We are learning more and more about the interaction of the oceans with climate.  Some geoengineering advocates want to shade the stratosphere so that we can move at a more measured pace in scaling back our consumption of fossil fuels, ignoring that the same CO2 is acidifying the oceans.  And recent research suggests that bottom trawling is disturbing huge volumes of carbon previously requested in the ocean floor.  
 
However, the big climate issue is the lack of any international consensus of what burdens will be borne by which nations in order to stand any chance whatsoever of holding global temperatures to no more than a 2 degree C rise over pre-industrial temperatures—and the utter lack of any credible enforcement mechanism.
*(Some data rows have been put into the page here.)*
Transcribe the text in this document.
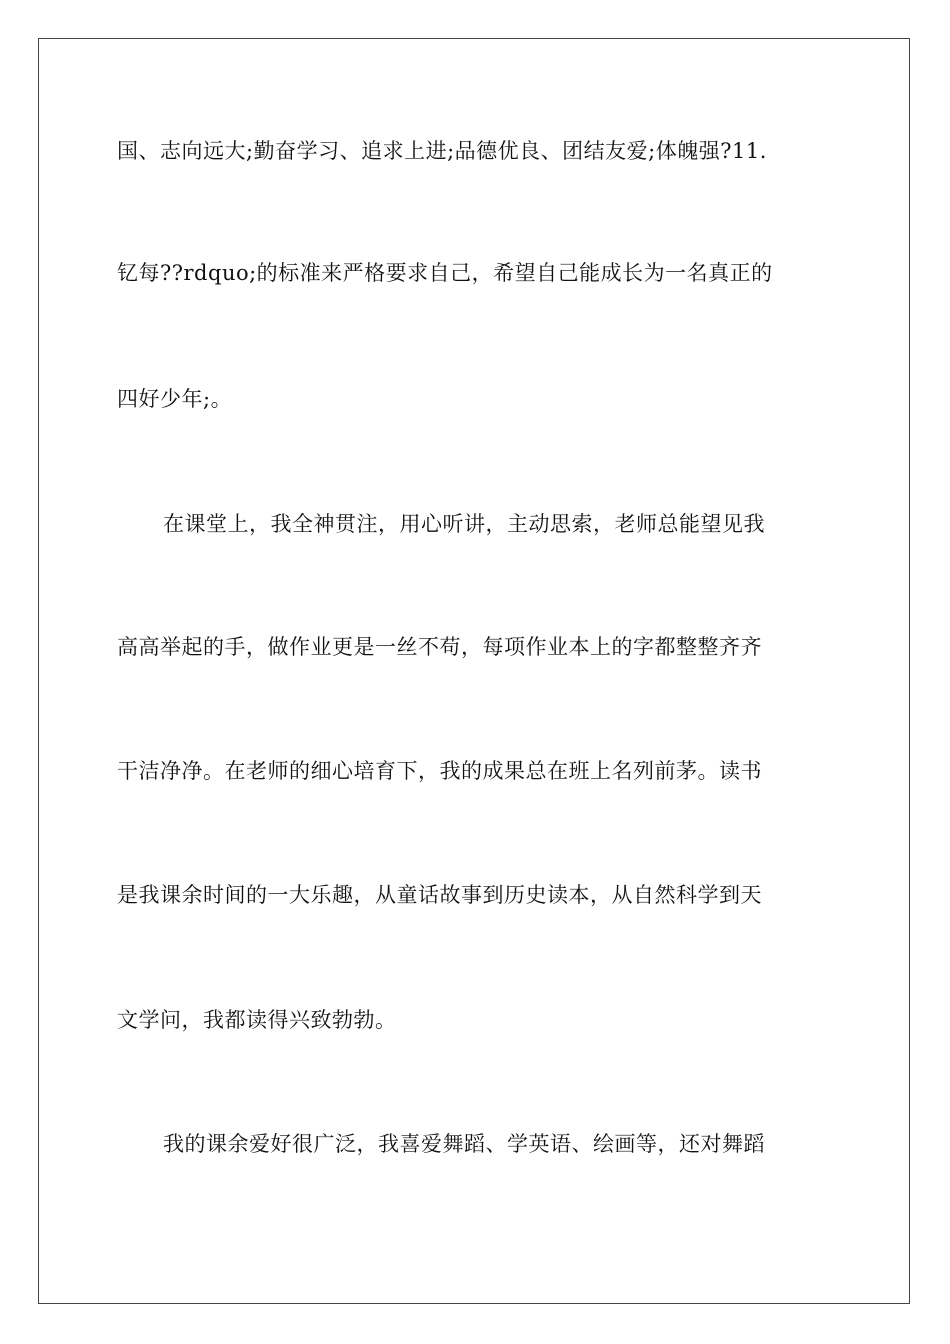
国、志向远大;勤奋学习、追求上进;品德优良、团结友爱;体魄强?11.
钇每??rdquo;的标准来严格要求自己，希望自己能成长为一名真正的
四好少年;。
在课堂上，我全神贯注，用心听讲，主动思索，老师总能望见我
高高举起的手，做作业更是一丝不苟，每项作业本上的字都整整齐齐
干洁净净。在老师的细心培育下，我的成果总在班上名列前茅。读书
是我课余时间的一大乐趣，从童话故事到历史读本，从自然科学到天
文学问，我都读得兴致勃勃。
我的课余爱好很广泛，我喜爱舞蹈、学英语、绘画等，还对舞蹈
Voluntary commitments are obviously not the answer when we are asking nations to keep hundred of trillions of dollars worth of fossil fuels buried and unburned. We don’t have a credible enforcement for any environmental issue, including the proliferation of nuclear weapons.  My guess is that it will need to be something drawing upon the mechanisms of the World Trade Organization, where truly painful international economic sanctions are imposed for violations of rules.  Inside a country, something an EPA or a Department of Justice, can enforce anti-pollution laws.  The challenge facing us—in the face of ever-increasing claims of sovereignty in this era of hyper-nationalism—is to devise an enforceable international climate strategy.  
 
 
Photo of Denis Hayes, CEO of The Bullitt Foundation
 
What gives you optimism for the future with regard to climate and environmental protections?
 
 

1.  I suppose it’s fair the call me an optimist, but I’m a skeptical optimist.

 
2.  We have faced serious challenges before and responded at scale.  World War II, for example.  Such a mobilization is possible when the overwhelming majority believe the threat is sufficiently dire.  It is possible—it is not guaranteed!
 
3.  Regardless of objectively reality, I will always force myself to be hopeful, because, in Darwinian terms, there is no survival advantage to pessimism.  

…there is no survival advantage to pessimism.

 
4.  I’m now 76.  But I have a daughter, a son-in-law, and a granddaughter.  All of them will be carrying on this fight long after I’ve reached the end of the line.  As will hundreds of millions of others! I’m hopeful that they will succeed where my generation—for all its strenuous efforts—has fallen short.